Source: http://bydit.com/userfiles/attachment/2009042009130534224.pdf

The price to earnings ratio is certainly attractive and the company is cashflow positive. The price to book is rather rich but a large factor in this purchase was probably the endorsement of Buffett’s right hand man, Charles Munger:

In 2008, Munger sold Buffett on Chinese car battery company BYD by saying that its CEO, Wang Chuan-Fu, was quite obviously a descendant of both Thomas Edison and Jack Welch. He solves problems like Edison and gets things done like Welch, Munger said. “I’ve never seen anything like it in my life.”

Source: http://fortune.com/2014/10/31/warren-buffett-best-investments/

Coke (KO)

Total Return: 1,600%

Buffett is famous for owning Coke.

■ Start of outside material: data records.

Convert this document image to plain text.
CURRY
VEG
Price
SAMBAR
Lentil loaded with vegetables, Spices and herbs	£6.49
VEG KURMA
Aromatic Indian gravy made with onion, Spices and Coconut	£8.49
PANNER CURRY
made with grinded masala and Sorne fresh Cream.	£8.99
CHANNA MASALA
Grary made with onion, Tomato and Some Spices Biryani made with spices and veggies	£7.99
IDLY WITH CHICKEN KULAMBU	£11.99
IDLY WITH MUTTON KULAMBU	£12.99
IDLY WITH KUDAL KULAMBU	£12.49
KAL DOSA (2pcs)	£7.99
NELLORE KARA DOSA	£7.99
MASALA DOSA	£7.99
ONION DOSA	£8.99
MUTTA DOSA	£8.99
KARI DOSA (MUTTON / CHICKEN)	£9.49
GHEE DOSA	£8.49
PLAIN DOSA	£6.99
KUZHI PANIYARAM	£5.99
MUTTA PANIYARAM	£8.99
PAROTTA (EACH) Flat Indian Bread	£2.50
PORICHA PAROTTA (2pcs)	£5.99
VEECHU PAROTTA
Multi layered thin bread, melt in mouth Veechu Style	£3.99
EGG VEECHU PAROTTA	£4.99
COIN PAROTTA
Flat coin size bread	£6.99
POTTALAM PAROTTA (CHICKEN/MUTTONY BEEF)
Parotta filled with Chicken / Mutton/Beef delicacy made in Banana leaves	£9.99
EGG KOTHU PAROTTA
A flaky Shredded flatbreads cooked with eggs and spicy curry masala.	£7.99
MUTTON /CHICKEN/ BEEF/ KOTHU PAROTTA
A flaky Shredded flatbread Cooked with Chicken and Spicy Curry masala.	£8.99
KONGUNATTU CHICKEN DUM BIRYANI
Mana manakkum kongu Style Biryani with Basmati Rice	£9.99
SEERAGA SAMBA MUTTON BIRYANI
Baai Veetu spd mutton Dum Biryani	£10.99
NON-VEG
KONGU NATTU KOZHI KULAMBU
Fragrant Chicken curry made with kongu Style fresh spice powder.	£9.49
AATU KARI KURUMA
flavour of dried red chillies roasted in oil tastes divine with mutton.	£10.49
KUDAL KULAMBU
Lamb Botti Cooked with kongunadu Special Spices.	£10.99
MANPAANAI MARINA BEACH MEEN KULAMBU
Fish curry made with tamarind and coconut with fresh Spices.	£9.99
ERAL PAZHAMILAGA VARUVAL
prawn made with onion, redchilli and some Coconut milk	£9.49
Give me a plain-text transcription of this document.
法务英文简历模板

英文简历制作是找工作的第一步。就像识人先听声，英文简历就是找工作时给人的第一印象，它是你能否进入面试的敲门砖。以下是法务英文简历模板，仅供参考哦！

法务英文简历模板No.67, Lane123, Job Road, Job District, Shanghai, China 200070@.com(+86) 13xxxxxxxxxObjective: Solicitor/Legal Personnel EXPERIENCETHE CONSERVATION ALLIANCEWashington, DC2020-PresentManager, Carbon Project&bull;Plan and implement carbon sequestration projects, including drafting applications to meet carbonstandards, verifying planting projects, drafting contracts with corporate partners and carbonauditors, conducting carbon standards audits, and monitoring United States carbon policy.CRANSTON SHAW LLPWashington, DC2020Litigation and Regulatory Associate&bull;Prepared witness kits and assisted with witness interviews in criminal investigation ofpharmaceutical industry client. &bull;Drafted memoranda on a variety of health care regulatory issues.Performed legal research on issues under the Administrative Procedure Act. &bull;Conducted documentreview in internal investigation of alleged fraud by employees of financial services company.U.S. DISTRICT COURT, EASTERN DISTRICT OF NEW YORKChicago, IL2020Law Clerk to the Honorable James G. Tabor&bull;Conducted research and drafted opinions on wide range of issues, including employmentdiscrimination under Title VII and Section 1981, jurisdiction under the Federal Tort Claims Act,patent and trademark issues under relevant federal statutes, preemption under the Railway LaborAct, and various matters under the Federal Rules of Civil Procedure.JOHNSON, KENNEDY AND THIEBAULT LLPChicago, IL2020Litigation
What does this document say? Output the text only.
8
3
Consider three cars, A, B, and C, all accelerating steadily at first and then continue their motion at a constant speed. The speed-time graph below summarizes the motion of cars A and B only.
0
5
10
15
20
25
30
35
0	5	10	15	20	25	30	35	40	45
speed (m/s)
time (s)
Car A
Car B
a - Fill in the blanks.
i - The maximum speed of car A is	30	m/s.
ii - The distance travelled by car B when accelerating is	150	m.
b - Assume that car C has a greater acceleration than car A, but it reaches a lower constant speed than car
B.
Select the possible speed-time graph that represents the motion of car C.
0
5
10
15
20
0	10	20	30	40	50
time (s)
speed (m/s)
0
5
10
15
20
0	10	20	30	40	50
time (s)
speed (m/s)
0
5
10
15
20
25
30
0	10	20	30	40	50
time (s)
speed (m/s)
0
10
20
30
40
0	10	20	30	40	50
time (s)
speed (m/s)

He started buying the stock in 1987. I found an insightful article on why Warren Buffett bought Coke in 1987. Coke wasn’t a value stock by traditional metrics.

Coke was selling around 15 times earnings and I believe somewhere around 5 times book value at the time.

Source: http://basehitinvesting.com/mohnish-pabrai-heres-why-buffett-bought-coke-ko-in-1987/

Buffett instead looked at the value of the brand and determined that it would cost $100 billion to build a similar brand and that Coke was undervalued since the whole company could be purchased for $20 billion.

He also started buying it in the same year as the 1987 stock market crash, putting into practice his adage: “We simply attempt to be fearful when others are greedy and to be greedy only when others are fearful.”

It’s a great example of how the value investing metrics are important, you can still be successful without them if there is an overarching larger reason why the stock is relatively undervalued.

Berkshire Hathaway (BRK.A)

Total return: 1,745,300%

Buffett bought this new england textile company in 1965 and used it as a holding company by the same name. I found some stats in this article.

  • Price to book: .76
  • Price to earnings: 7
  • Cashflow: yes
  • Earnings per share: Start of year: $3.7
  • Return on equity: ???
  • Dividend Yield: yes

A Proven Strategy

Value investing is a proven strategy. While there are few guarantees in life or investing it is no coincidence that one of the world’s most famous investors and wealthy investors is a value investor.